Alwine had a nagging sensation that she knew the answer to that, but some things were better left for Gerwald to answer. Besides, there was the slightest chance that she was wrong.
“And then after the auflaque told you that she wanted you, you returned to her sister again. Why?” she asked, truly confused about that part. After all, the auflaque had told him she wanted him, he claimed that when he saw her on Stewjon he saw his future, and yet… He kept going back to Scherezade. Did he himself even comprehend the depth of what that meant?
But after that… After that, Scherezade had told him that she loved him. But with Scherezade, while spread more thinly, he had alluded to there being more than a single meeting, a single deed. “What was your time with Scherezade like before she told you that she loved you?” Alwine asked, “Did you two speak much? Did she take you to places other than Coruscant? Aside for the lack of honesty regarding her sister, was she learning you better as a person? When you were not honest with her, did you go immediately back home or did other things happen?”
Alwine sighed again. It was not a simple story. There were many details to it, and more that she needed to know if her brother wanted true and real support from her. No, she certainly did not want to know about his fornications with the auflaque. The thought of that alone was disgusting.
“You mentioned the virus earlier,” she continued, “but why did you not go and see her? Why did you not conclude your fornications, take a shower, and then go see her? If everyone was singing… What did you sing to the auflaque?”
And then came the last few parts, that only raised more questions. “How did the truth come out?” she asked, squinting her eyes. There were so many ways to tell such a complicated tale, and she was certain that it had not happened in any gentle manner. “Did the auflaque know what had happened between the two of you by then? Why did you not give her the help she so desperately needed, even if she said she would kill you if she saw you again? You obviously knew she would not, or you would not have spoken with her yesterday at all.”
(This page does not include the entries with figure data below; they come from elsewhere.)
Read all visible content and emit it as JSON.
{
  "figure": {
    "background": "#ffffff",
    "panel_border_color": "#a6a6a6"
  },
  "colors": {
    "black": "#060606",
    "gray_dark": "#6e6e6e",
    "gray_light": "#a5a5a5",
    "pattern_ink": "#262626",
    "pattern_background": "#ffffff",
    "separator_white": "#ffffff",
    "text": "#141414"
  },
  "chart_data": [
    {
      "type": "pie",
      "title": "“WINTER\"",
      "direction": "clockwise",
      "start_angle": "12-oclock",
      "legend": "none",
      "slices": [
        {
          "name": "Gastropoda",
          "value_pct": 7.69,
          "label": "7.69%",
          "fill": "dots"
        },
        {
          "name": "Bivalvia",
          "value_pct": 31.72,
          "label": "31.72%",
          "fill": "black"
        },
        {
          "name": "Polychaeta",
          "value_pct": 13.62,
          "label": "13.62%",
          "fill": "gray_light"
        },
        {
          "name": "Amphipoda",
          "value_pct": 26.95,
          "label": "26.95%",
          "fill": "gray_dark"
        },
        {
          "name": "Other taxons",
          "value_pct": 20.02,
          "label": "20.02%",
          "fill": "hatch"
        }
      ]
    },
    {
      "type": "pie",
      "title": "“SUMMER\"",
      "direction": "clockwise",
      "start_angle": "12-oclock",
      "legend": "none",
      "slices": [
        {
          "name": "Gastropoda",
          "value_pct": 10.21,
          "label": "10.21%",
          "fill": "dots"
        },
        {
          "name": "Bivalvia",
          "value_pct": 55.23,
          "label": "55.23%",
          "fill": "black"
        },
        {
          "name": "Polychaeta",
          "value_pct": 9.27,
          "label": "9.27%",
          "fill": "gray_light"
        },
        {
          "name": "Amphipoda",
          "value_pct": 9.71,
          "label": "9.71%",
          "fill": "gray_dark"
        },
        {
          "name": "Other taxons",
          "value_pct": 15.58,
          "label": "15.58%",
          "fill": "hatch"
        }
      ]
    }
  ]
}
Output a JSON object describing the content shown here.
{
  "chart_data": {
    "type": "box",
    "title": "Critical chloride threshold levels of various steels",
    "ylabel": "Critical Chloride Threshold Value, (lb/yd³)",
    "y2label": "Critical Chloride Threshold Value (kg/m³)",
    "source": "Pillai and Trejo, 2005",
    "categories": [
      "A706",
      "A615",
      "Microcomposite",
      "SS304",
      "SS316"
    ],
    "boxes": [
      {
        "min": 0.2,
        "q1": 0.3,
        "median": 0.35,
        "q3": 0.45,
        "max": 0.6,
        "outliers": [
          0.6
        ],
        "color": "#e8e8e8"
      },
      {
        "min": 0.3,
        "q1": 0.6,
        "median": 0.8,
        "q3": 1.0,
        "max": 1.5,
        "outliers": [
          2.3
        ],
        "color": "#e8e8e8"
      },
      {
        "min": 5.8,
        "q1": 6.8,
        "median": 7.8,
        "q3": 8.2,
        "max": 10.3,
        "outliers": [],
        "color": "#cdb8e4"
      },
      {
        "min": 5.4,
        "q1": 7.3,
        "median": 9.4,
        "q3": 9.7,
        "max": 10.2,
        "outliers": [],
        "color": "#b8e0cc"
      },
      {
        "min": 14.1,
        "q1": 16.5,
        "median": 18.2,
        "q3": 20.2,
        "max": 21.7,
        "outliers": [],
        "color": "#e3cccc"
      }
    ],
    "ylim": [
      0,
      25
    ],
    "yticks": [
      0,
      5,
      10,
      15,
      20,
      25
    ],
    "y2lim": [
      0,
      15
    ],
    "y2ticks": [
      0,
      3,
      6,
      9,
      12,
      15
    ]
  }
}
And then the sisters’ relationship… That sounded like another bad mess on its own. “How much did you actually see them together before she disowned the auflaque? How much do you know of what their relationship was? And how much exactly have you tried to invest in your future to go reconcile with her sister? Because my guess is you gave up after the first time.” There was no reason to assume otherwise. Gerwald would leave almost anything alone after the first attempt if he was not pushed and prodded into trying again. He gave up much too soon when it did not come to his Warrior training… And even with that, Alwine had her own worries, because he had all but given up on that as well. Was it because of the events with the sisters? She would ask him later about that.
“And what do you mean by ‘anymore’? Did you hurt Scherezade to heal the auflaque?” that bit she was completely confused over, since there had not been a grain of it before.
A third sigh, and Alwine took her brother’s hand in hers. His hand was so big compared to her own, she almost looked like a child’s in his. Her brother certainly had made a mess of everything, and Alwine certainly had no intention of fixing everything. Simply the important bits that dealt with her brother directly. Auflaque or no auflaque, her brother was in a deep mess made by his own doing, and she had every intention of supporting him as he cleaned the mess up and grew out of it as a person. Not for an auflaque, not for a Scherezade, not even for herself. But for him.